Finding Meaning in Photography
“There is nothing worse than a sharp image of a fuzzy concept.”
| Anselm Adams
Where Does Meaning in Photography Come From?
These days, thanks to the power of social media, we see a large variety of often technically brilliant images of the same locations, angled from the same perspective, edited in very similar presets without conveying any emotion and meaning to me. Without the latter, the image is meaningless, fuzzy and worthless to me.
Photographers should (and do) however spend time of finding interesting locations, scouting angles, weather or tide conditions and invest effort to making the photograph. Looking back, the photographer may mostly find value in this work as he has a memory of this effort. The viewer however does not have this memory and seeks to find the meaning of a photograph.
How can he find and add meaning to an images that makes it worth, and valuable?
Let’s potentially start first by asking ourselves what “meaning” means. Meaning is one of the ultimate human questions that has made many philosophers busy for millenniums. And just by framing this question, we may represent a plethora of follow-up questions that might not be answerable at all.
The most useful working definition of meaning that I found is that meaning is a relationship between a phenomenon and a subject. It varies across individuals, time, contexts and scopes. We create meaning through perception and linking phenomenon to symbolic systems. Language is one such a symbolic system through which we link for example white puffy things in the sky to the word “cloud”. In principle, we have all the freedom to design meanings in any way we may wish and norms regulate these meanings making them being accepted by a larger group of individuals. Through these processes, we create consciousness of our world.

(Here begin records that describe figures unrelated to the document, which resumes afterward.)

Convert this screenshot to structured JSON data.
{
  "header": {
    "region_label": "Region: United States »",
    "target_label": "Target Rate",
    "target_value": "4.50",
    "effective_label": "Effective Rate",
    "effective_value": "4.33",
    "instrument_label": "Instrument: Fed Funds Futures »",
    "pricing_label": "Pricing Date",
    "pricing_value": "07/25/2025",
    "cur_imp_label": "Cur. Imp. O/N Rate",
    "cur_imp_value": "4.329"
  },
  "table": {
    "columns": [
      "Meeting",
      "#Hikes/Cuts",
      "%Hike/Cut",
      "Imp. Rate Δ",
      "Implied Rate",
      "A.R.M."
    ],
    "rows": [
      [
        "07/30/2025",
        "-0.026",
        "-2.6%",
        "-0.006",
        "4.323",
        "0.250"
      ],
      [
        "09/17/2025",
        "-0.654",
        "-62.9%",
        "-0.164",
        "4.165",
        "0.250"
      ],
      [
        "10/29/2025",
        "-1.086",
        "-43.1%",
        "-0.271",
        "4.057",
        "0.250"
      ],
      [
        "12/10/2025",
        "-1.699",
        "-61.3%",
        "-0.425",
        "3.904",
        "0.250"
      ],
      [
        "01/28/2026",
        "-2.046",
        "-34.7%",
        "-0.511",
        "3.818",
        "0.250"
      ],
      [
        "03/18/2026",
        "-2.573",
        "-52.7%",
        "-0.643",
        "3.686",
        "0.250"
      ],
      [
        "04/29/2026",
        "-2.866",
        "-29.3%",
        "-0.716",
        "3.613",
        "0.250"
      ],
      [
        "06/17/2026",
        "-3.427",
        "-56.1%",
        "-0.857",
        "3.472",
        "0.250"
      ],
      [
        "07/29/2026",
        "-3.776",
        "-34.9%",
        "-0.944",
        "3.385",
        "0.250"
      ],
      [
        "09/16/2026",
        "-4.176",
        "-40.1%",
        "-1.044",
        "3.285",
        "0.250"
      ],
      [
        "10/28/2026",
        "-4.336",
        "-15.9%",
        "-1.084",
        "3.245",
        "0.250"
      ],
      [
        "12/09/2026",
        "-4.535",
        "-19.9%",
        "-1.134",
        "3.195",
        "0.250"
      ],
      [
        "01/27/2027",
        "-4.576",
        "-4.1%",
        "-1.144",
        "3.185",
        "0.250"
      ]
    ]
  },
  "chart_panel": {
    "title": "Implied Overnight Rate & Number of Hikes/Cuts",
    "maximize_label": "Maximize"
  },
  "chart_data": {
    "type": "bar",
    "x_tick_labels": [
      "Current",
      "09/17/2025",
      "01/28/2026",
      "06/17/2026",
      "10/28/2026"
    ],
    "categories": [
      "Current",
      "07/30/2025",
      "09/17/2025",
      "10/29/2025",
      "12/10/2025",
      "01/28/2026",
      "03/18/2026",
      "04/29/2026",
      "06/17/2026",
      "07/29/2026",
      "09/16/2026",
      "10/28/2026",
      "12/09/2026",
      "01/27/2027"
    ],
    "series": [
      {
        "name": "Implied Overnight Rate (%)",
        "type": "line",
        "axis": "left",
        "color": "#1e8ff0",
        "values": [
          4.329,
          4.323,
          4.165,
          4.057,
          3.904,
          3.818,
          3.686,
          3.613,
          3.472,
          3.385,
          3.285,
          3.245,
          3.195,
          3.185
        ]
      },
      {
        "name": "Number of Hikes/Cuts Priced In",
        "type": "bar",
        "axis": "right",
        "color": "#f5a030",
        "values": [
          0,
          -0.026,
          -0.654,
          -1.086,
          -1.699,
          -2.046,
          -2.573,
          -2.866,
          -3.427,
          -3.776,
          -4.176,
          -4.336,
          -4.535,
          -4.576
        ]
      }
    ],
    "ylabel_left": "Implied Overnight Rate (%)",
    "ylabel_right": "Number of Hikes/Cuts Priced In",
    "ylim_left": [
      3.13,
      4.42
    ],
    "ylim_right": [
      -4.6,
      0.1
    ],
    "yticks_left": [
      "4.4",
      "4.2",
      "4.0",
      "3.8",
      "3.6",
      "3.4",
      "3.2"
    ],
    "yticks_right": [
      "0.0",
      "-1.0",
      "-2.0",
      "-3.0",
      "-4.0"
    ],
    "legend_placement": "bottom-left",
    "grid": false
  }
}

Based on this working definition, one can potentially distinguish “meaning in a photograph” from “meaning through photographing”. I’d like to focus on the former, not finding meaning in life through photography. This potentially gives room for another blog post.
How do we create meaning? Meaning IN a photograph is an intent which I desire to convey in communicating my photograph to a viewer. A good photograph helps me therefore to feel, know or understand something. I seek to capture scenes under a certain frame that distills the essence of that contextual moment. When we are present with the phenomenon or object to photograph, we are giving it value. Through observing the object, we learn more about it’s character and personality. We learn how it looks in different light, with different tides, in the movement of the wind, or from different angles. Once we learn about the object, we can decide on how to present it in a photograph. Through using our photographic principles of emphasis, unity, movement, balance, rhythm, pattern or contrast and elements such as lines, shapes, layers, space, frames, value, color and texture we form the photographic composition as a whole. Light and atmosphere are very important tools helping us to apply the principles on our elements. If I look at my photograph, I can self-reflectively decide on how well it transports my intention and gives the meaning I’d like to convey. By allowing many different interpretations of meaning, we create a confusion about what is conveyed. This ambiguity often is intentional in fine art. It offers the viewer the opportunity to find himself in the art. On the other hand, I can narrow the number of interpretations down through the composition of the photograph. Additional text, stories and b-role material further support creating a narrower interpretational space of the photograph.
How is meaning created in the viewer? No matter what meaning and interpretational space we created in our photograph, the photograph has to speak to the viewer about that point of the photograph we wanted to convey. How does this work? The viewer may first search for things and symbols in the photograph he knows, and that he can recognize. He may then mentally add labels to these, such as river, mountain, cloud, or tree. He may go one step further. Certain things may not only trigger a label, but an emotional state or attribute. A cloud may trigger facility, an owl wisdom, the absence of light fear. Then the viewer may start connecting things in the photograph following the tools we created for him (e.g. leading his eye through light, contrast, or color). Together, these links and the labels may result in a affective reaction about the scenery, but also in a cognitive dispute.
In the future, I’ll be more concrete and talk about tools helping us to create meaning. In my next blog post I will therefore talk about the difference between snapshots, images and photographs.
Looking back into your last photograph, which meaning did you want to convey?